Sommes-nous responsables ? Ou non ?
Pas tout à fait, pas les seuls… mais tout de même responsables de ce que nous ferons ou ne ferons pas.
Croissance zéro ou décroissance n’ont jamais été vraiment populaires. Dès le départ, en réponse au rapport du Club de Rome, Limits to growth (1972), les meilleurs esprits se sont ligués pour montrer qu’on ne pouvait arrêter de croître…
Il est rafraichissant de lire des blogues citoyens qui posent de bonnes questions…
Peut-être qu’il faudrait parler de décélération plutôt que de décroissance. Ralentissement de notre vitesse, de l’intensité de notre déprédation des ressources de cette planète. Car il aurait fallu trouver d’autres manières de croître, de se développer. Nous aurions pu, il y a quarante ans, changer de cap, réorienter nos processus… Nous ne l’avons pas fait.
De plus en plus on pense que les équilibres climatiques sont inéluctablement ébranlés et ont amorcé leur transformation chaotique. Les négationnistes pourront toujours prétendre que nous n’aurions pu, de toute façon, infléchir un processus qui s’était amorcé des centaines (milliers) d’années plus tôt.
Que faire si l’avenir qui s’annonce n’est pas la poursuite du développement et du progrès mais bien une lutte pour la survie dans des conditions de plus en plus difficiles ? Est-il encore temps de construire des résiliences ? Aurons-nous le temps de construire des sociétés de droits ?
Quand la mèche des gaz congelés s’allumera, il ne sera plus nécessaire de se priver pour éviter le réchauffement… car ça ne pèsera plus grand chose dans la balance ! Les « sociétés riches » (des villes, des régions, des îlots) prendront tous les moyens à leur disposition pour « se rafraichir », se protéger, se déplacer, se nourrir…
Les biens autrefois prisés par les classes moyennes (vins, viandes, automobiles) deviendront des biens rares, réservés aux nouvelles classes aristocratiques. Quand je lis des textes comme Requiem for a Species: Why We Resist the Truth About Climate Change, enfin, quand j’en lis le résumé offert par Dave Pollard, ça me déprime. Parce que j’ai tendance à croire que l’auteur de ce livre dit vrai : il est déjà trop tard, nous allons y passer dans le malaxeur de changements climatiques catastrophiques…
Peut-être est-ce inévitable, cette dépression. Pour changer de régime, de valeurs, de rythme.
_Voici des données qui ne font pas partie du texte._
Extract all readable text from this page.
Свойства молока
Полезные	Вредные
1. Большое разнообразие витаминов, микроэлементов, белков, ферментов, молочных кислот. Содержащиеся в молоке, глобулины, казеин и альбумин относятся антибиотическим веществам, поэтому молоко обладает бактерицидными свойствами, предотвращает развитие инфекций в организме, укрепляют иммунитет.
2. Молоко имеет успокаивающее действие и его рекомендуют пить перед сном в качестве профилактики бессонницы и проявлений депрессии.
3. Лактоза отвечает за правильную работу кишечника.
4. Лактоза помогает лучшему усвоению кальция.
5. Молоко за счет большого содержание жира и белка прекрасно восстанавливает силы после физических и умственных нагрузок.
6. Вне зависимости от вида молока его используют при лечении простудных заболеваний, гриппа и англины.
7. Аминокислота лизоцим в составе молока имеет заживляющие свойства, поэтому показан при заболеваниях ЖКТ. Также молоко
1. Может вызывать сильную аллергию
Pour perdre ses illusions, parce que nous ne pouvons plus être ce que nous avons tenté d’être… ce que nous avons été, partiellement, aveuglément, obstinément. (Relire Ehrenberg – La fatigue d’être soi) Pollard identifie des qualités à cultiver en ces temps de « transformations radicales » : autonomie, attachements communautaires, résilience, indépendance à l’endroit des pouvoirs centralisés…
Saurons-nous mobiliser nos pairs, l’humanité dans une action commune pour « sauver » ce qui peut l’être… pour transmettre aux générations futures plus que des cendres ? La Science est-elle du bon côté ? Les sciences sont par trop imbriquées, inextricablement entremêlées aux appareils techno-industriels pour être jugées en dehors des cultures et sociétés qui les ont nourries.
Les débats qui ont ponctué la prise de conscience des limites de la planète montrent à l’évidence les dimensions politiques des modèles scientifiques utilisés pour poser les questions pertinentes, fournir les outils méthodologiques et les concepts utiles à l’appréhension de la situation collective de l’humanité.
Les choix méthodologiques et scientifiques ne sont pas neutres.
Les sujets humains sont-ils responsables ? Ou s’ils ne sont que des animaux doués de langage et d’une exceptionnelle capacité d’abstraction et de planification qui auront fait de lui l’espèce dominante sur terre pendant quelques millénaires.